(After Calthrop, by kind permission of Messrs. A. and C. Black.)

It will be noticed that the modern cockade shows the jagged edges sticking up, and it would appear that the rosette represents a coiled-up liripipe. Even to-day cockades are of various colours, and, as Mr. Calthrop points out, the servant’s chaperon from which it was derived used to bear the colours of the master’s livery. The chaperon is also to be seen on the robes of the Knights of the Garter at the present day, where it is fixed on the right shoulder as a kind of cape. (See Figure [144].) Mr. Calthrop also points out that the present head-dress of the French lawyer is another descendant of the chaperon, and that the buttons worn by the members of the Legion of Honour and other foreign Orders are connected with the same idea.

A writer in the Sketch[20] sees in the rosette and fan of the treble cockade the remnants of the crown and star which we see on military uniforms. He says that the earlier forms seem to have been made of metal, which must surely be a mistake, though the cock of the hat was, as we know, sometimes fastened up with a brooch. The example which he figures, however, and uses in support of his theory, is evidently a helmet plate which displays the star, garter, and St. George’s Cross, the whole being surmounted by a crown, and in the cockade he claims to see all these elements in a modified condition. If this derivation of the cockade were correct, it would be in keeping with the quotation which the same writer gives from Cussan’s “Handbook of Heraldry,” that the privilege of wearing a cockade is confined to the servants of officers in the King’s service, or those who by courtesy may be regarded as such. The theory is that the servant is a private soldier who when not wearing his uniform retains this badge as a mark of his profession. We cannot help thinking that Mr. Calthrop’s derivation of the cockade is more feasible, though it is not easy to see the remains of the coiled-up liripipe of the chaperon in the way which Mr. Calthrop represents it in his sketch.[21] In the majority of the cockades there is no trace of a spiral such as he indicates in his figure, though in the mourning cockade, concentric rings are very clearly shown. A word may now be said as to those whose coachmen and footmen wear cockades.

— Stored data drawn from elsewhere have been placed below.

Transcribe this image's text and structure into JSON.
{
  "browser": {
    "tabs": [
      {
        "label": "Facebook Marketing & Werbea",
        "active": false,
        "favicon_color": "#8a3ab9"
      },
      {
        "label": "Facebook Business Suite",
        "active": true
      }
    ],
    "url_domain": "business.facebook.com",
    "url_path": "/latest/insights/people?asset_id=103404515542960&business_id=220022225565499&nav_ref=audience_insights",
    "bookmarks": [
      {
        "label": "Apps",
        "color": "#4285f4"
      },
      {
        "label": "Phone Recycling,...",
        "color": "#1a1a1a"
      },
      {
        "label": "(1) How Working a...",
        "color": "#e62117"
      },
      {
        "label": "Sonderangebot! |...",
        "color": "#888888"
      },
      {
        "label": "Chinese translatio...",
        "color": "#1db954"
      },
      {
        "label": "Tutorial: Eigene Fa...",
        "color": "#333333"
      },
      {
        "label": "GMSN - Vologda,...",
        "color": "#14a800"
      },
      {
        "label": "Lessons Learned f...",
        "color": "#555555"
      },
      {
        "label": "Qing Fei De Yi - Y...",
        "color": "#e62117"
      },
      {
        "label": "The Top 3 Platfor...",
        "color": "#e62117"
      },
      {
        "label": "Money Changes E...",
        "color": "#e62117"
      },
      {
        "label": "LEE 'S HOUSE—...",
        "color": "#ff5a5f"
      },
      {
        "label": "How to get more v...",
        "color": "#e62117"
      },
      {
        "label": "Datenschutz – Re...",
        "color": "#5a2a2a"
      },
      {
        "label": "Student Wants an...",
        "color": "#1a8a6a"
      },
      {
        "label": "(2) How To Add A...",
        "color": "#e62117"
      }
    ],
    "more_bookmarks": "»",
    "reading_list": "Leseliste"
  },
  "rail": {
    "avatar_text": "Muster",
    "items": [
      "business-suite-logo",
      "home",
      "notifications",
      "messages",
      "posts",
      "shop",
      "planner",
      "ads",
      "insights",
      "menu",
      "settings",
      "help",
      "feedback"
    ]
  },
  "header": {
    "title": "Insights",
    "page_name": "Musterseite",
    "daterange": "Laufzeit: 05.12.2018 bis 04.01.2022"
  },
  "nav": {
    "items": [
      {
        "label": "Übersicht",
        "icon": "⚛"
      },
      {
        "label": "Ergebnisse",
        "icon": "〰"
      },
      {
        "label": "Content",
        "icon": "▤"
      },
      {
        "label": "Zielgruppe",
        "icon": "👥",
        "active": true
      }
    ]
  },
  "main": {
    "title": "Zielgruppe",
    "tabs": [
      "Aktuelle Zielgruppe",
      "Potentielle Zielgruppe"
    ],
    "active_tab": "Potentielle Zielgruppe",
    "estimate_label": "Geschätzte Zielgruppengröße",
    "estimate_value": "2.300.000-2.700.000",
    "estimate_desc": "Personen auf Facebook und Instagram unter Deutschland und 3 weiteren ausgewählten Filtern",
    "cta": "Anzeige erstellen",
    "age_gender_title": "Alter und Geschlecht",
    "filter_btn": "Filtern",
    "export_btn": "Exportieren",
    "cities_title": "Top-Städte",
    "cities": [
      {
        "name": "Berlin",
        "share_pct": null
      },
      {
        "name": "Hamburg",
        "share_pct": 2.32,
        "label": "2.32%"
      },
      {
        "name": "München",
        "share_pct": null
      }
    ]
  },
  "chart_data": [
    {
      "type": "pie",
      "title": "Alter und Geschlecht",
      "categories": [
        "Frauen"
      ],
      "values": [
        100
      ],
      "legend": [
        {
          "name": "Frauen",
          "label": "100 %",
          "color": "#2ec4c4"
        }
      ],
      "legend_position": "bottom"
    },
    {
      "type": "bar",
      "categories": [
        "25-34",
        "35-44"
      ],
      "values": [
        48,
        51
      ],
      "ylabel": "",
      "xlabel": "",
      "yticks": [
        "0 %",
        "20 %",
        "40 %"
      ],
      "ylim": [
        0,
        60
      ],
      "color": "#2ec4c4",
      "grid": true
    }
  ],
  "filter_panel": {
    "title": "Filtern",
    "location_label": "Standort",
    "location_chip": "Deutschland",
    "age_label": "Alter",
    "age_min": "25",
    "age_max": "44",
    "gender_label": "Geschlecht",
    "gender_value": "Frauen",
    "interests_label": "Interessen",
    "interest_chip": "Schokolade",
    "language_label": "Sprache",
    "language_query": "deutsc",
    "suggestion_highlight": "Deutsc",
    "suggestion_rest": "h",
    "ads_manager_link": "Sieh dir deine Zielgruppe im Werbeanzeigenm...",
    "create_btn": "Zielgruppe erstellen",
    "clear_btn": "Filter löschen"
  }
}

The Royal cockade is used by the servants of the King, and by those belonging to members of the Royal Household. It is large and circular, as we have seen, and half the disk projects above the top of the hat. The regent cockade, which has no fan, is worn by the servants of naval officers, and no part of it is allowed to project above the hat. The servants of the officers in the Army, Yeomanry, Militia, and Volunteers wear the treble cockade with the fan, as do also the Lords Lieutenant and their deputies, as well as the servants of the members of the Diplomatic Corps. Besides this, it appears that the same kind of cockade is worn by the servants of the following: All peers and their sons and daughters, baronets, knights, and sheriffs, judges, justices, and magistrates; members and high officers of Parliament and of the Civil Service; dignitaries of the Church, King’s Counsel, and law officers of the Crown.

English ambassadors have the fan painted with three stripes of red, white, and blue, and while the edge of the rosette is red, the next part is white, and the centre blue. In this case also the ribbon in the centre shows the same three colours. The cockade of the Danish ambassador is of ordinary black leather, but the centre is covered with a rosette of ribbon, red at the edge, with a circle of white next to it, and green in the centre, while the whole is finished off with an ornamental black button or knob. Other foreign ambassadors have their cockades coloured upon the same principle as the English; but in some the colours are shown on the fan in bands instead of in stripes, and the centre of the rosette may have segments of different colours instead of rings. In the case of the French ambassador the colours on the fan are in stripes, while those of the rosette are in segments.

Of recent years cockades have been reduced in size until they have become mere pigmies in connection with the uniform of “chauffeurs,” or motorcar drivers. The latter customarily wear a military kind of hat with a mushroom top, and as a cockade fastened on the side of one of these would not look elegant, a very small cockade is now made and fixed in the front of the cap just above the peak. Would not one of the wearers of the old cock’s-comb turbans be amazed if he could see the most recent outcome of his head-dress in its modern surroundings?

There seems to be little doubt but that the “cockade” forms part of the livery of many who have no recognized right to it. Perhaps the ease with which it can be assumed is shown by the price lists of jobmasters, in which we find, after the charge for the hire of broughams and victorias, a footnote to the effect that cockades are “6d. extra if required.”